Syukurlah. Keinginan saya untuk menonton Guyonwaton ternyata tidak membuat menyesal, dibayar setimpal. Suara vokalisnya benar-benar asli merdu, aksi panggungnya juga cukup menghibur, sesuai ekspektasi. Saya jadi makin yakin jika ada rejeki nanti bakal mengundang mereka untuk mengisi acara nikahan. HAHA.
Total ada enam lagu yang mereka nyanyikan dengan lagu 'korban janji' -yang diiringi dengan kembang api- sebagai penutup acara. Oya, keberadaan guyonwaton ini juga bersanding dengan tokoh legenda campursari, Didi kempot.
Jadilah penampilan minggu kemarin akan banyak dikenang penontonnya, termasuk saya. Yang juga merasa terpuaskan meski harus berdiri dari hampir empat jam dan rela haus-hausan.
Fenomena Anak Muda Penyuka Koplo
Selama pertunjukan berlangsung, saya kadang menjadi geli sekaligus bertanya-tanya, "fenomena apakah yang saya -juga mereka yang hadir disana- sedang alami?"
Sebuah pengalaman baru banyak saya dapat dari pertunjukan minggu malam itu.

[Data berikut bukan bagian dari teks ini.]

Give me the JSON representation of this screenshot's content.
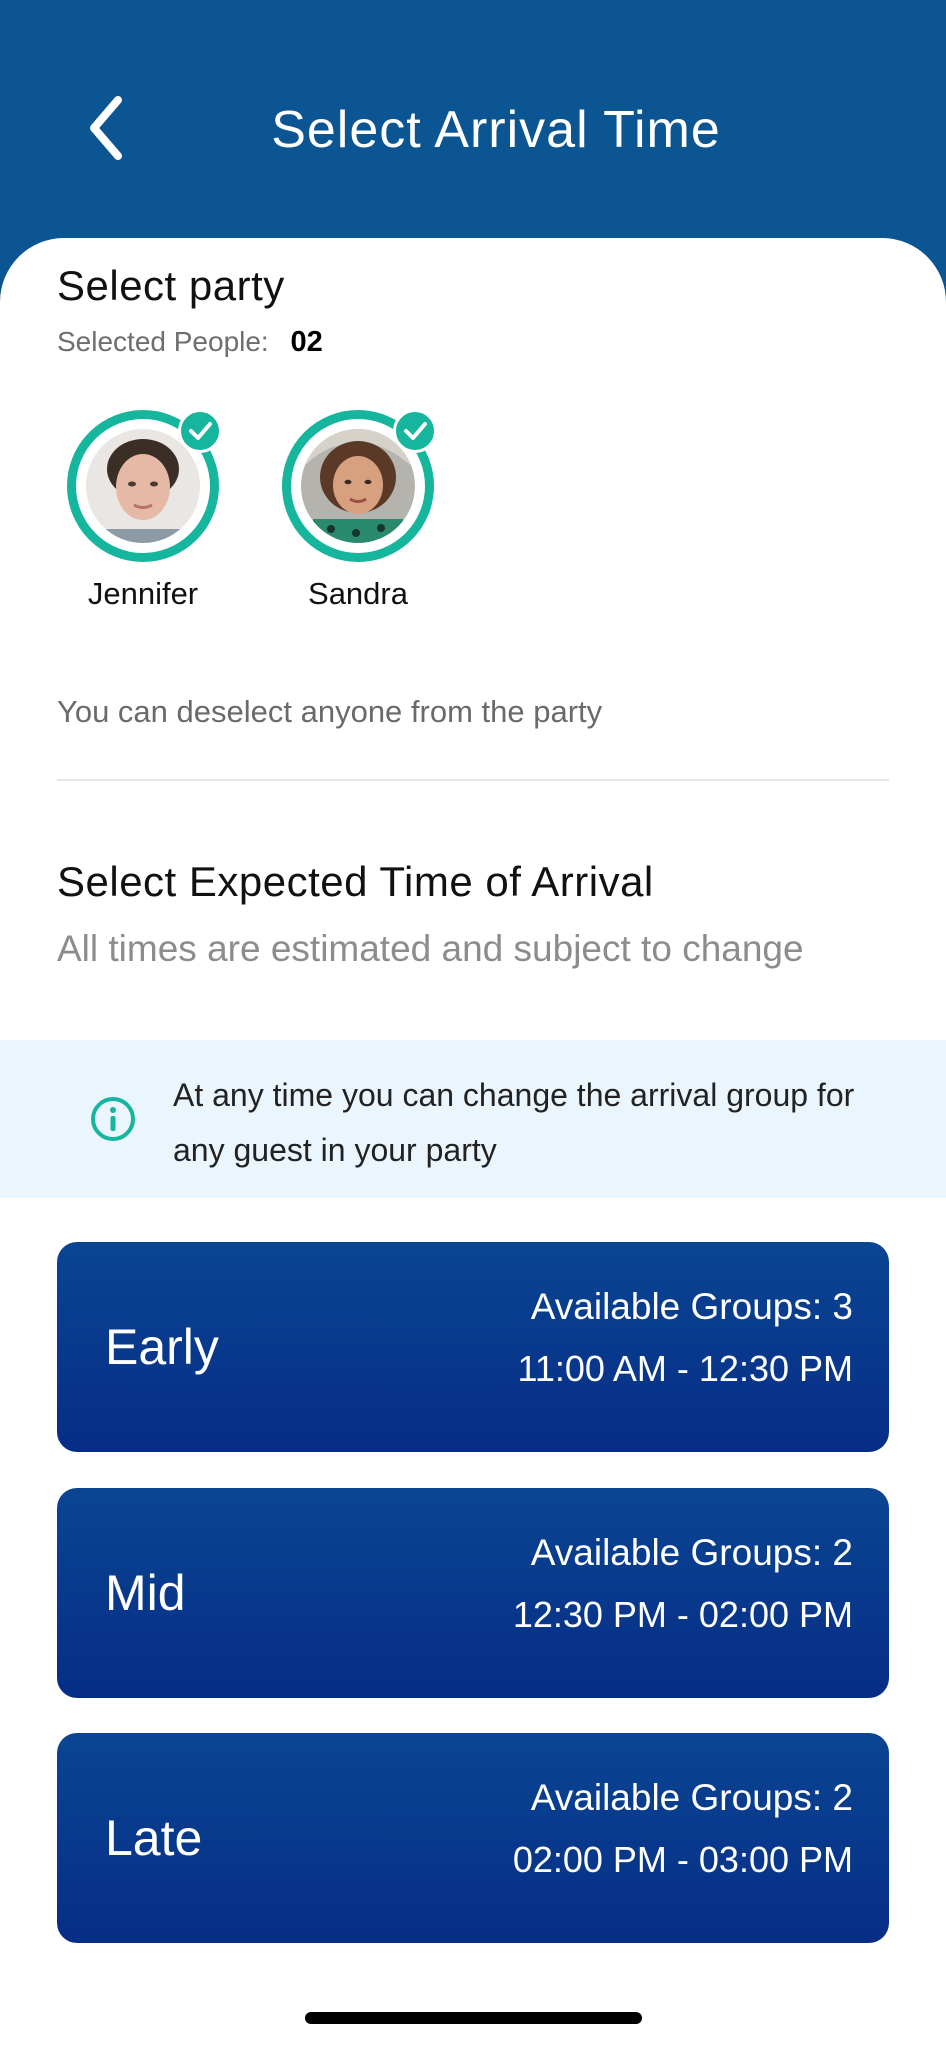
{
  "header": {
    "title": "Select Arrival Time",
    "back_icon": "chevron-left-icon"
  },
  "party": {
    "title": "Select party",
    "selected_label": "Selected People:",
    "selected_count": "02",
    "people": [
      {
        "name": "Jennifer",
        "selected": true
      },
      {
        "name": "Sandra",
        "selected": true
      }
    ],
    "hint": "You can deselect anyone from the party"
  },
  "arrival": {
    "title": "Select Expected Time of Arrival",
    "subtitle": "All times are estimated and subject to change",
    "info_icon": "info-circle-icon",
    "info_text": "At any time you can change the arrival group for any guest in your party",
    "slots": [
      {
        "name": "Early",
        "groups": "Available Groups: 3",
        "time": "11:00 AM - 12:30 PM"
      },
      {
        "name": "Mid",
        "groups": "Available Groups: 2",
        "time": "12:30 PM - 02:00 PM"
      },
      {
        "name": "Late",
        "groups": "Available Groups: 2",
        "time": "02:00 PM - 03:00 PM"
      }
    ]
  },
  "colors": {
    "header_bg": "#0a5592",
    "accent_teal": "#16b59d",
    "slot_bg": "#0a4592",
    "info_bg": "#ebf5fd"
  }
}
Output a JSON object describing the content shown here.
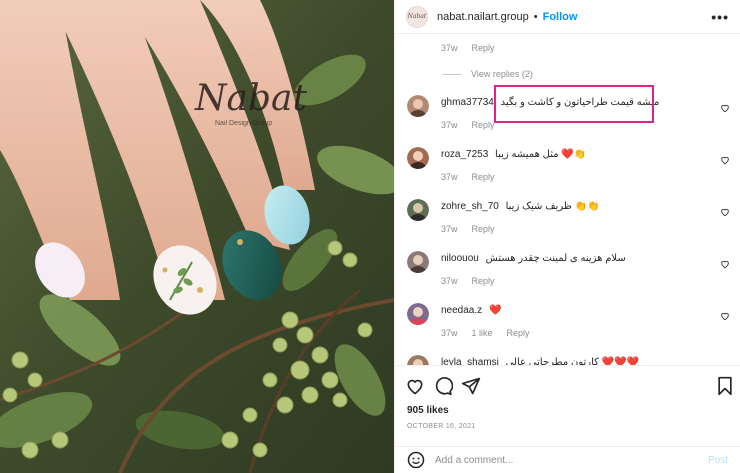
{
  "post": {
    "handle": "nabat.nailart.group",
    "follow_label": "Follow",
    "separator": "•",
    "more_label": "•••",
    "avatar_text": "Nabat",
    "watermark": "Nabat",
    "watermark_sub": "Nail Design Group"
  },
  "top_meta": {
    "time": "37w",
    "reply": "Reply"
  },
  "view_replies": "View replies (2)",
  "comments": [
    {
      "user": "ghma37734",
      "text": "میشه قیمت طراحیاتون و کاشت و بگید",
      "time": "37w",
      "reply": "Reply",
      "likes": "",
      "avatar_color": "#b08a72"
    },
    {
      "user": "roza_7253",
      "text": "مثل همیشه زیبا ❤️👏",
      "time": "37w",
      "reply": "Reply",
      "likes": "",
      "avatar_color": "#a06a55"
    },
    {
      "user": "zohre_sh_70",
      "text": "ظریف شیک زیبا 👏👏",
      "time": "37w",
      "reply": "Reply",
      "likes": "",
      "avatar_color": "#5c6e54"
    },
    {
      "user": "niloouou",
      "text": "سلام هزینه ی لمینت چقدر هستش",
      "time": "37w",
      "reply": "Reply",
      "likes": "",
      "avatar_color": "#8a7a78"
    },
    {
      "user": "needaa.z",
      "text": "❤️",
      "time": "37w",
      "reply": "Reply",
      "likes": "1 like",
      "avatar_color": "#7d6a8f"
    },
    {
      "user": "leyla_shamsi",
      "text": "کارتون مطرحاتی عالی ❤️❤️❤️",
      "time": "",
      "reply": "",
      "likes": "",
      "avatar_color": "#9b7a63"
    }
  ],
  "likes_count": "905 likes",
  "date": "OCTOBER 16, 2021",
  "add_comment": {
    "placeholder": "Add a comment...",
    "post_label": "Post"
  },
  "colors": {
    "accent": "#0095f6",
    "highlight": "#e0218a",
    "heart": "#ed4956",
    "muted": "#8e8e8e"
  },
  "icons": [
    "heart-icon",
    "comment-icon",
    "share-icon",
    "bookmark-icon",
    "emoji-icon",
    "more-icon"
  ]
}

Seperti pengalaman soal rasanya mengangkat tangan ramai-ramai sambil menyerukan Hak-e-hak-e.
Ya, kalau sebelumnya saya hanya sebatas menonton dari video klip atau acara televisi, ketika menjadi pelakunya langsung ternyata ada rasa yang berbeda. Yang selain asyik juga membuat saya jadi geli. Geli dalam artian seperti ingin menertawakan tingkah saya sendiri saja. HAHA.
Tidak cukup dengan teriak dan mengangkat tangan, bergoyang bersama ditengah keramaian sembari menyanyikan lagu koplo juga jadi pengalaman yang tak saya lupa,lho.
Ya, urusan dangdut koplo ternyata bukan lagi musik yang dianggap pinggiran. Yang nyatanya hari ini bukan makin berkurang penikmatnya, malah jadi sebaliknya.
Bukan juga jadi kegemaran orang-orang berusia, sebab muda-mudi kini jadi lama-lama jadi mengikuti. Tidak akan disangkal lagi, fenomena anak muda penyuka koplo benar-benar nyata adanya,ya.
Selama itu menyenangkan kenapa menolak untuk mengaku, ya toh?